Em segunda mão, sim — por uma razão específica. A Canon e a Nikon pararam o desenvolvimento das DSLR, o que fez desabar os preços em usado enquanto as máquinas continuaram tão capazes como antes. Um corpo full frame usado mais uma objetiva de 50mm é o caminho mais barato para uma fotografia de comida genuinamente boa com pouca luz. Se vai gastar mais de cerca de $1,800 em material novo, compre antes mirrorless, porque a montagem DSLR já não tem futuro planeado.
Quanto tempo demora a fotografar um menu completo de restaurante com uma DSLR?
Conte com 6 a 9 horas para doze pratos: cerca de uma hora de montagem, 8–15 minutos por prato incluindo empratamento e revisão, e duas a três horas de seleção e edição. Some a mão de obra da cozinha para empratar e o custo da comida dos pratos que são fotografados e deitados fora.

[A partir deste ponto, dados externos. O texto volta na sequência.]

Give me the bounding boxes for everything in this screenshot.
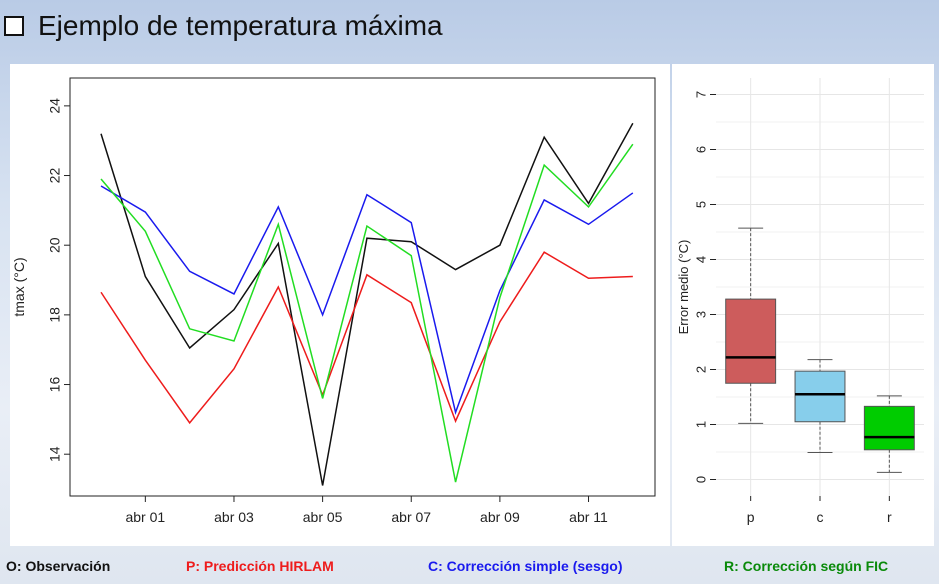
x-tick-label: p <box>747 509 755 525</box>
line-chart-panel: 14 16 18 20 22 24 abr 01 abr 03 abr 05 abr 07 abr … <box>10 64 670 546</box>
y-tick-label: 20 <box>47 237 63 253</box>
y-tick-label: 14 <box>47 446 63 462</box>
legend-item-correccion-simple: C: Corrección simple (sesgo) <box>428 558 623 574</box>
y-tick-label: 3 <box>693 311 708 318</box>
x-tick-label: abr 03 <box>214 509 254 525</box>
x-tick-label: abr 05 <box>303 509 343 525</box>
box-p <box>725 298 777 384</box>
y-tick-label: 18 <box>47 307 63 323</box>
plot-frame <box>69 77 656 497</box>
y-tick-label: 22 <box>47 168 63 184</box>
boxplot-panel: 0 1 2 3 4 5 6 7 Error medio (°C) p c r <box>672 64 934 546</box>
y-tick-label: 6 <box>693 146 708 153</box>
legend-item-prediccion: P: Predicción HIRLAM <box>186 558 334 574</box>
x-tick-label: abr 11 <box>569 509 608 525</box>
y-tick-label: 1 <box>693 421 708 428</box>
y-tick-label: 5 <box>693 201 708 208</box>
legend-item-observacion: O: Observación <box>6 558 111 574</box>
y-axis-label: Error medio (°C) <box>676 240 691 335</box>
series-line-c <box>100 185 634 416</box>
box-r <box>863 405 915 451</box>
y-tick-label: 2 <box>693 366 708 373</box>
series-line-p <box>100 251 633 425</box>
x-tick-label: c <box>817 509 824 525</box>
slide-title-bar: Ejemplo de temperatura máxima <box>0 0 939 52</box>
slide-title: Ejemplo de temperatura máxima <box>38 10 443 41</box>
series-line-o <box>100 122 634 486</box>
y-tick-label: 24 <box>47 98 63 114</box>
y-tick-label: 0 <box>693 476 708 483</box>
y-axis-label: tmax (°C) <box>11 257 27 316</box>
bullet-checkbox-icon <box>4 16 24 36</box>
x-tick-label: abr 07 <box>391 509 431 525</box>
y-tick-label: 4 <box>693 256 708 263</box>
line-chart: 14 16 18 20 22 24 abr 01 abr 03 abr 05 abr 07 abr … <box>11 77 656 525</box>
y-tick-label: 7 <box>693 91 708 98</box>
series-line-r <box>100 143 634 483</box>
series-legend: O: Observación P: Predicción HIRLAM C: C… <box>0 552 939 580</box>
legend-item-correccion-fic: R: Corrección según FIC <box>724 558 889 574</box>
x-tick-label: abr 09 <box>480 509 520 525</box>
x-tick-label: abr 01 <box>125 509 165 525</box>
x-tick-label: r <box>887 509 892 525</box>
y-tick-label: 16 <box>47 377 63 393</box>
box-c <box>794 370 846 423</box>
boxplot-chart: 0 1 2 3 4 5 6 7 Error medio (°C) p c r <box>676 78 924 525</box>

É esse dia recorrente a verdadeira razão pela qual a maioria dos restaurantes não mantém a fotografia de menu dentro de casa.
Um último pensamento. Se já tem uma DSLR, use-a — o controlo que lhe dá sobre a luz e a profundidade é real, e as definições deste guia levam-no quase lá numa tarde. Comece pelo balanço de brancos e pela abertura; só essas duas mudanças vão melhorar visivelmente o seu próximo conjunto de fotos.
Se está a ponderar comprar uma para resolver um problema de fotos de menu, calcule primeiro quantos dias de fotografia o seu menu vai exigir este ano. É esse número, e não o tamanho do sensor, que decide. Corpos de máquina e objetivas são uma compra única. Os dias de fotografia não são, e é esse o custo que se vai acumulando em silêncio.